I think that the original author can change the topic title in the very first posting of the topic but I am not sure.

- Josef

Re: issue-#204 SYSTEM.BIT bug

Posted: Sat Nov 23, 2019 4:29 pm
by Robert
Josef described SYSTEM.BIT as 'undocumented'. Should an explanation be added to PSI?

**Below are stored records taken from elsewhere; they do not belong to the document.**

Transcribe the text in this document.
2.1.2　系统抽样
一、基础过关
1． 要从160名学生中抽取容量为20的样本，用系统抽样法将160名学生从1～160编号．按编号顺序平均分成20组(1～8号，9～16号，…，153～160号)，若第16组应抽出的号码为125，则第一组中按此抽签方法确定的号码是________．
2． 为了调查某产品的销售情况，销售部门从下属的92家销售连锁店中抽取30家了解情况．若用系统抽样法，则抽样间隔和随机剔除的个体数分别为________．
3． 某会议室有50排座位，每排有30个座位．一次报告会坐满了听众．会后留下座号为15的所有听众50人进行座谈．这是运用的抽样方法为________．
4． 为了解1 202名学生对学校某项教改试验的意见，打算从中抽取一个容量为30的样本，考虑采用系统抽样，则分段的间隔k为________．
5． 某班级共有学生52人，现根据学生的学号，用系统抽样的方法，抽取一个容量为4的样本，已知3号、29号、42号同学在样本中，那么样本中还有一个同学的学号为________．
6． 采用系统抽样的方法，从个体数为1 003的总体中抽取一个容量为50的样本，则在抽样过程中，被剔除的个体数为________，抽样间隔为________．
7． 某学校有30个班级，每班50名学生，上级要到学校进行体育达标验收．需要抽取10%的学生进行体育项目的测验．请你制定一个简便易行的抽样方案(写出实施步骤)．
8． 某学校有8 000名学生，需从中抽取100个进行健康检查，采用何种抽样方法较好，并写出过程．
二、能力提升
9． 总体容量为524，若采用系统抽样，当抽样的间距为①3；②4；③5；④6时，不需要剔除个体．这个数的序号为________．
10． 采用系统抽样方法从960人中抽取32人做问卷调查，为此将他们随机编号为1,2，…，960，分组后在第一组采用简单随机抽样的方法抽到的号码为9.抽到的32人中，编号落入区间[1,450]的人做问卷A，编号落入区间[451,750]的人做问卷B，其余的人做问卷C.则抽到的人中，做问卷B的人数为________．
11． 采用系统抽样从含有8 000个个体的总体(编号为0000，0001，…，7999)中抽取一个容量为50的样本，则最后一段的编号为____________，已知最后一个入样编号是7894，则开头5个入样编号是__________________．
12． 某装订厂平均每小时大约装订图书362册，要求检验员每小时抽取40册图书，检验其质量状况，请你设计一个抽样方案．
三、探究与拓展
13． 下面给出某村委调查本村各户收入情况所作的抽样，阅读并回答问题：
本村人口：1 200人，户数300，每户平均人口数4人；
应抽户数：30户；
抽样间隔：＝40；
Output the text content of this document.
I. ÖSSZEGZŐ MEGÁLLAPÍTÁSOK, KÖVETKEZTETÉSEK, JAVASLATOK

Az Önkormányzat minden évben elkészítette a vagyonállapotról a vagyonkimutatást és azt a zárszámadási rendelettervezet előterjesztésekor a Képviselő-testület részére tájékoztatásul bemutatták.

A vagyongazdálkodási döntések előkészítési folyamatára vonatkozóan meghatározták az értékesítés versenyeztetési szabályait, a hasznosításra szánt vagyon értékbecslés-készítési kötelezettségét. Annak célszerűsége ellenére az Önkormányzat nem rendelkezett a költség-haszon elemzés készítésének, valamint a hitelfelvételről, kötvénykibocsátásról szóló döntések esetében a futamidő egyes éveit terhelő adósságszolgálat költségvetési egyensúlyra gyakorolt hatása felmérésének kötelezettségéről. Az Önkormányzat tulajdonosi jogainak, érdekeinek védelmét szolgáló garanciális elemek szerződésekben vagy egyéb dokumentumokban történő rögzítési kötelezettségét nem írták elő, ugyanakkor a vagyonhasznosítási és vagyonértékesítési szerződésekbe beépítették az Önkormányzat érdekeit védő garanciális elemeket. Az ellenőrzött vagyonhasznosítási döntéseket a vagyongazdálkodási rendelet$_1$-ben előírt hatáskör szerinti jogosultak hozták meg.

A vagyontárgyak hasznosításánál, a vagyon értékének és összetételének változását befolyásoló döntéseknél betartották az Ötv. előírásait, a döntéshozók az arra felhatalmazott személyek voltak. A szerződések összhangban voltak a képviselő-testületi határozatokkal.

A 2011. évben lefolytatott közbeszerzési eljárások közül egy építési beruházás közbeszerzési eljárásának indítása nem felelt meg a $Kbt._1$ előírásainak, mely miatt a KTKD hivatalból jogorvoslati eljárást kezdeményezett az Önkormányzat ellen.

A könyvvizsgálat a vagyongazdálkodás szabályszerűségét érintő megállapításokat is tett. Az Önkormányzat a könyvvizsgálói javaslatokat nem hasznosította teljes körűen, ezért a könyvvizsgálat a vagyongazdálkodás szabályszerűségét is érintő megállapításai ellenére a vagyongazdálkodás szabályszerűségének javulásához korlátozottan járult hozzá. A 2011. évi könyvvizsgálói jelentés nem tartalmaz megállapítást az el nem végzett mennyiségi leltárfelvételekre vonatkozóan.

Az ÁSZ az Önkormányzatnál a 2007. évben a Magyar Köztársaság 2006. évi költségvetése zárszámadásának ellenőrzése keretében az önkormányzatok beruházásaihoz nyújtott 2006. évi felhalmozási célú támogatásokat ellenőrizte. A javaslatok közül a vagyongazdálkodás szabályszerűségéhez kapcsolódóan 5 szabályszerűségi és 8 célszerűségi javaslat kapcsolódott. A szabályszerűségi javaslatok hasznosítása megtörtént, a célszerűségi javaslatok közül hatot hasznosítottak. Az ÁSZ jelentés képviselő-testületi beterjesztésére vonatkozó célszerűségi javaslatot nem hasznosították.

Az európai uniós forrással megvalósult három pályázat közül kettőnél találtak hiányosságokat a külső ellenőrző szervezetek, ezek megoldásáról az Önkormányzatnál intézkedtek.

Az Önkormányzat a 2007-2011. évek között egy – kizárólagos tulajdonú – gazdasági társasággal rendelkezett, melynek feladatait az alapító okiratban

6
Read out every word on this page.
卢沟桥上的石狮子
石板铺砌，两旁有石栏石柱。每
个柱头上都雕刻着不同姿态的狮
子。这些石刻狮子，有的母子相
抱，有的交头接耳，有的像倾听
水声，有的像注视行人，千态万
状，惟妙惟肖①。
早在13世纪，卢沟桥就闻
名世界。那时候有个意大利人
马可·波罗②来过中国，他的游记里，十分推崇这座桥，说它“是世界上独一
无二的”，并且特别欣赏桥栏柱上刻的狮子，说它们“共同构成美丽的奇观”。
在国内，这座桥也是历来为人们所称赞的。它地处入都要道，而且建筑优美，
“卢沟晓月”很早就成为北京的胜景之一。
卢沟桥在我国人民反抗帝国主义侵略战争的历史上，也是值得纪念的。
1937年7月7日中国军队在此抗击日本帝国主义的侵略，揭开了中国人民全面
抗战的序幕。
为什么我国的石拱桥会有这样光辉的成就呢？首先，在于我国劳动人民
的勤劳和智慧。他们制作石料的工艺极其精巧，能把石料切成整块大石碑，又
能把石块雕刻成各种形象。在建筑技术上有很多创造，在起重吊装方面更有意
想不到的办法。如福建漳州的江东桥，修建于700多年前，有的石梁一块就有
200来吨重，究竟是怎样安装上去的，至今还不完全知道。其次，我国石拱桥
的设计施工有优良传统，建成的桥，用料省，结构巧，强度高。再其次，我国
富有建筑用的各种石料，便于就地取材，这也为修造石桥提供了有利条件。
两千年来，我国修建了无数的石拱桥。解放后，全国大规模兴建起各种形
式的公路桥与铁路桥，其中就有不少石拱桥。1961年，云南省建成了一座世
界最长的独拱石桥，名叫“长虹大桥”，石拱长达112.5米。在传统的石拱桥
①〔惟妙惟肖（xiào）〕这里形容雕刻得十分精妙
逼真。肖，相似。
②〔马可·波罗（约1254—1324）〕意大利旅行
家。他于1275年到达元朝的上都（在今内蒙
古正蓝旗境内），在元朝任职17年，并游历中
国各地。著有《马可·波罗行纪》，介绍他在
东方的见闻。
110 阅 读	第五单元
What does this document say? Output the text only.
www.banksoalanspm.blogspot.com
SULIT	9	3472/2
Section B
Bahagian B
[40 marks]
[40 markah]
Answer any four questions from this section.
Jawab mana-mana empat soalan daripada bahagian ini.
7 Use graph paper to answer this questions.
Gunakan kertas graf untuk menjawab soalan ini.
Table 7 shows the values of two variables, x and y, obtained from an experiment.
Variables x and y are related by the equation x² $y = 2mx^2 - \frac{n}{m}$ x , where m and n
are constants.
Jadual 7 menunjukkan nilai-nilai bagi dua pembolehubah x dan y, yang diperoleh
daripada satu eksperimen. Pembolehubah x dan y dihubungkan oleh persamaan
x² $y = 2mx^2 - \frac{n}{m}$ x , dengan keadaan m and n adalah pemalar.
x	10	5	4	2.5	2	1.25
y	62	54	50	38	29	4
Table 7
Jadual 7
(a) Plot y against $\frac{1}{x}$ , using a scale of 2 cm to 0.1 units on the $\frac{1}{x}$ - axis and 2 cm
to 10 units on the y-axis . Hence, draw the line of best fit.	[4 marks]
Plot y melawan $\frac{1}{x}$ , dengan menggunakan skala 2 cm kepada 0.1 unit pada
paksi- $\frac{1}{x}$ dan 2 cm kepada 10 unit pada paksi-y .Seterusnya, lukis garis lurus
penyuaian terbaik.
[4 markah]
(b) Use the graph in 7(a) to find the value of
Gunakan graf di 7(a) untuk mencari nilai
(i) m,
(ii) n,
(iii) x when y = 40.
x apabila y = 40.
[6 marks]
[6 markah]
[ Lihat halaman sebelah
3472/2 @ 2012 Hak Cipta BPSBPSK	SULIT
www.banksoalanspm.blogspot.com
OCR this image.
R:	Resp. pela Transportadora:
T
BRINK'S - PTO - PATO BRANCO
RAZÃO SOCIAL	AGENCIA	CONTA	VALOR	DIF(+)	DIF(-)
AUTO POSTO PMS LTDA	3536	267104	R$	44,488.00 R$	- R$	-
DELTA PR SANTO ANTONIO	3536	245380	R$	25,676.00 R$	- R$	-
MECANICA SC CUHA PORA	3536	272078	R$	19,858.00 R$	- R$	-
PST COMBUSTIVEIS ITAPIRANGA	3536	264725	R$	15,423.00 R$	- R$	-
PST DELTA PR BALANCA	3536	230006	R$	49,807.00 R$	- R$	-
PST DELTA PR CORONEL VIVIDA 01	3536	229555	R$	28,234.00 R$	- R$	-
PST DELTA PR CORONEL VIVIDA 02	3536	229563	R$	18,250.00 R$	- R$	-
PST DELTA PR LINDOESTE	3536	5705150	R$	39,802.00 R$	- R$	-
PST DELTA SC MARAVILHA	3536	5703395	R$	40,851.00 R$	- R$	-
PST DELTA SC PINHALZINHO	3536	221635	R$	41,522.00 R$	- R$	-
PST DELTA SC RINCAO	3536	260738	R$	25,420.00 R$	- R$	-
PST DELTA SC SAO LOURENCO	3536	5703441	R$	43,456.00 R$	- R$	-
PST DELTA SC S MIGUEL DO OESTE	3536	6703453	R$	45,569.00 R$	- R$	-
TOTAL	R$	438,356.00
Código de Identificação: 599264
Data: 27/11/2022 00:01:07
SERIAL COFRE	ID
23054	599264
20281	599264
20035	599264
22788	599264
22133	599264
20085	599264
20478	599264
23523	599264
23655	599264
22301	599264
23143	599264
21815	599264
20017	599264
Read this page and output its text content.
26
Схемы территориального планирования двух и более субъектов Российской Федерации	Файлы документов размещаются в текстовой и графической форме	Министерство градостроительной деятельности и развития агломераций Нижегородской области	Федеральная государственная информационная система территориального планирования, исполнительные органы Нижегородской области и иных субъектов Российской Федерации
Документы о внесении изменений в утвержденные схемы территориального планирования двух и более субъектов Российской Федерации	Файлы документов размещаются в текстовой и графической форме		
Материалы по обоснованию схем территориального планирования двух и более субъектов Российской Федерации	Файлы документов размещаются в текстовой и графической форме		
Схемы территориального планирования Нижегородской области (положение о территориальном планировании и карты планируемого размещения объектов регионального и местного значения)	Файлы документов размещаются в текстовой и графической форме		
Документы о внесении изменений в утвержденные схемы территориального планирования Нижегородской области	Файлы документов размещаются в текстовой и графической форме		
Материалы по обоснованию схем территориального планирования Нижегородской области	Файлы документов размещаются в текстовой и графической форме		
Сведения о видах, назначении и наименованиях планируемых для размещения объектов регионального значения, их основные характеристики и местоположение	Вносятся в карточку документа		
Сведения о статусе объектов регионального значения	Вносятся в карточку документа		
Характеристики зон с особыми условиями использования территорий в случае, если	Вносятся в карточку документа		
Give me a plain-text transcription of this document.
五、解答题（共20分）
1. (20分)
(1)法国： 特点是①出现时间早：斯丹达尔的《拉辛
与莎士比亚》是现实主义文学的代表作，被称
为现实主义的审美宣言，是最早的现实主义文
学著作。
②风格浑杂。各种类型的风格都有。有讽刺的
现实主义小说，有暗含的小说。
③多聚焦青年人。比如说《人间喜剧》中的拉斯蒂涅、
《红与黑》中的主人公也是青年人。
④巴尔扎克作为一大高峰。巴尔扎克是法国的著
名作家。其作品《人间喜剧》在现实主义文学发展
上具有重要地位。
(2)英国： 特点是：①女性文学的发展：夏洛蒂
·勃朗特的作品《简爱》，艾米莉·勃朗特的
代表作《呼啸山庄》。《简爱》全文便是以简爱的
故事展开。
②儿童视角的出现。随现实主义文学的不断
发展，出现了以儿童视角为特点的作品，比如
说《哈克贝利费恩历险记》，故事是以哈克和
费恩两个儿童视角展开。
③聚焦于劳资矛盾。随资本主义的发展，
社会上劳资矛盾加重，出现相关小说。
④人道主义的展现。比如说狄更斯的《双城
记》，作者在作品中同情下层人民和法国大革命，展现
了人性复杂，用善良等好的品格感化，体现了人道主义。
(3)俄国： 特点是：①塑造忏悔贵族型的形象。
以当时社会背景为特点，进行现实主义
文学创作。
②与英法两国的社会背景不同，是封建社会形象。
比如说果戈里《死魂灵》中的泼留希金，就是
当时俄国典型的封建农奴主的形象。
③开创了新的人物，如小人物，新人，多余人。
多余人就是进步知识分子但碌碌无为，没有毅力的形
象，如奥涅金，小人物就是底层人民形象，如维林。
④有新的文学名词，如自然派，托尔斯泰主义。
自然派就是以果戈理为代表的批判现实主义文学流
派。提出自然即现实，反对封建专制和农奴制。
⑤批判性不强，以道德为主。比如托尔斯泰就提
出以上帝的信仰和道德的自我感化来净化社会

Re: issue-#204 SYSTEM.BIT bug

Posted: Tue Nov 26, 2019 6:09 am
by luowy
According intel manual,I think we need to add this patch in DevCPB.StPar1

Code: Select all

| bitfn: (*SYSTEM.BIT*)
			IF (x.class = Ntype) OR (x.class = Nproc) THEN err(126)
			ELSIF f IN intSet THEN
				IF (x.class = Nconst) THEN (*<<<*)
					IF  (x.conval.intval > DevCPM.MaxSet) THEN  
						n :=x.conval.intval;
						x.conval.intval := n MOD (DevCPM.MaxSet+1);
						n:= n DIV  (DevCPM.MaxSet+1) * SIZE(SET);
						Op(plus,p, NewIntConst(n));
					ELSIF x.conval.intval  < 0 THEN 
						 err(111)
					END;
				END;(* >>>*)
				p := NewOp(Ndop, bit, p, x)
			ELSE err(111)
			END;
			p.typ := DevCPT.booltyp
this patch solved the problom SYSTEM.BIT(x,200), which ouput wrong code currently;
the draft document:

Code: Select all

Name	        Argument types	   Result type	Description
BIT(adr, offset)	adr, offset: integer*	   BOOLEAN	test the offset bit in the adr base bit string  
 
* offset >=0 if const

Re: issue-#204 SYSTEM.BIT bug

Posted: Fri Nov 29, 2019 10:51 am
by luowy
A2 new OberonReport has it Document

Code: Select all

12.2.1 BIT Manipulation
Function     Argument Types         Result Type    Description
BIT(adr,n) adr: ADDRESS;n: INTEGER  BOOLEAN        Returns TRUE if bit n at adr is set, FALSE otherwise

Re: issue-#204 SYSTEM.BIT bug

Posted: Sun Dec 01, 2019 2:19 pm
by Josef Templ
https://css.csail.mit.edu/6.858/2014/readings/i386.pdf says for BT on Page 267 that it always takes the bit offset MOD 32 if it is an immediate operand.

In principle, larger bit offsets are possible by shifting the bit base with the memory address operand but this is currently not
supported by the compiler.

I have not found out if the bit offset is treated as a signed or unsigned number if it is a register.

- Josef